Why do people stand up straight to sing (& what does straight mean anyway???!)

I remember when I first decided I wanted a better singing voice (a long time ago in almost anyone’s books) I was vexed by the question of how to stand up straight and indeed whether I should even bother.

This question continued to baffle me through many years of yoga practise and training to be a teacher.

Singers are not the only people who have to deal with this issue it seems!

In this article I’d like to explain why there is this obsession with standing up straight, explain why it’s really not that simple, and finally give you some pointers about how to get creative with your posture rather than just feeling like you’re hopeless for slouching all the time!

Firstly: Why do we stand up straight to sing? Well we don’t necessarily – however to the extent that we do, the answer is different in the context of different parts of your body.

From the point of view of your abdomen and chest, if you collapse forward in a slouch you’re simply going to have less room to fill your lungs and hence run out of breath sooner. You will also have less muscle wall poised and relaxed and primed to squeeze air out. A load of that muscle wall will already be scrunched together and therefore have no power to contract.

From the point of view of your neck and throat, your vocal cords are pretty good at taking air in straight through them in one direction… …not so good at taking it in at an angle or even around a corner. Also they have to vibrate to make a noise right? Well you need space for that vibration to happen, scrunching up in a slouch removes that space.

Your head is the most interesting bit… If your head is on top of where your weight goes through your feet in the ground then it’ll be pretty easy to balance the rest of you. Your head is very heavy and has the most leverage on your body since it’s at the top. If you tilt forward or back a bit then your whole body will have to constantly grip a ton of muscles simply to stop you overbalancing!

Bad news if you want less gripping in your torso and neck as described above.

So right now I bet you’re thinking ‘oh hell I always slouch and I can’t do sh**t about it!!’. For everyone in that bracket – here’s your get out clause: If you have to chronically tense a ton of muscles to achieve a straight alignment, then you’re going to re-create all the same scrunching and gripping problems that you were creating before in your slouch!

In other words standing up straight can actually make your problems worse ie give you less breath, less breath control, less space for your vocal cords to vibrate etc…

The point is if you hadn’t spend have your life staring at phones/tvs or hunched over computer screens etc you’d probably have no problem effortlessly standing up straight as a bolt! But life doesn’t give you that luxury and besides you probably enjoyed a load of the stuff you did while ruining your posture and that counts too right? 🙂

What you’re looking for is the position of minimum tension.

You need to get creative in asking and answering the question of ‘how can I hold myself up whilst using as little muscular effort as possible in the process?’

The better you get at answering this question… …the straighter you will stand up! In general anyhow.

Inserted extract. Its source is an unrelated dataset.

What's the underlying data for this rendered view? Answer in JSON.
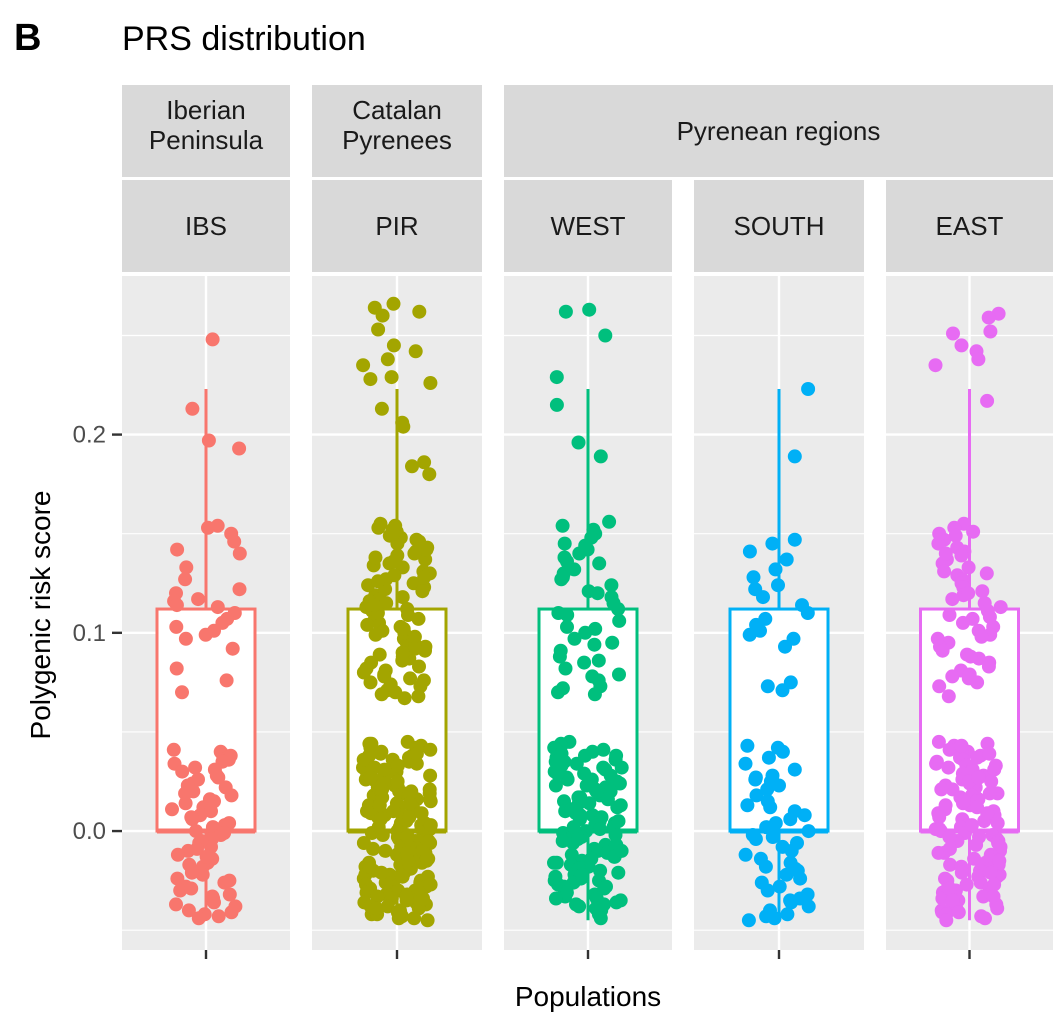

However, each step forward may be different and some may involve slouching a bit more in some way while others may involve straightening up.

Let me give you a few of the parameters you should be looking at. It’s surprisingly straightforward really when you get into the details.

For example if you’re running out of breath then it’s probably going to be something in your torso that needs to change to make more space.

On the other hand if you’re feeling strain in your vocal cords then it’s your angle of your neck and the position of your head that’s gonig to be more important.

But also remember that the moment you make a change in one point of your body, you’ll create knock on changes elsewhere. ie a change in the position in your head will create changes in your lower back.

All this becomes exponentially more complicated when you have a musical instrument involved, or a mic in front of you… or maybe you’re sitting down sometimes and standing at other points…

Many singers do a great job of expressing their souls beautifully and sustainably through terrible posture (outwardly at any rate).

The bottom line is we all start from where we are. As long as you treat what you have with sensitivity and creativity you can move forward in developing expression through your voice and truly the sky’s the limit!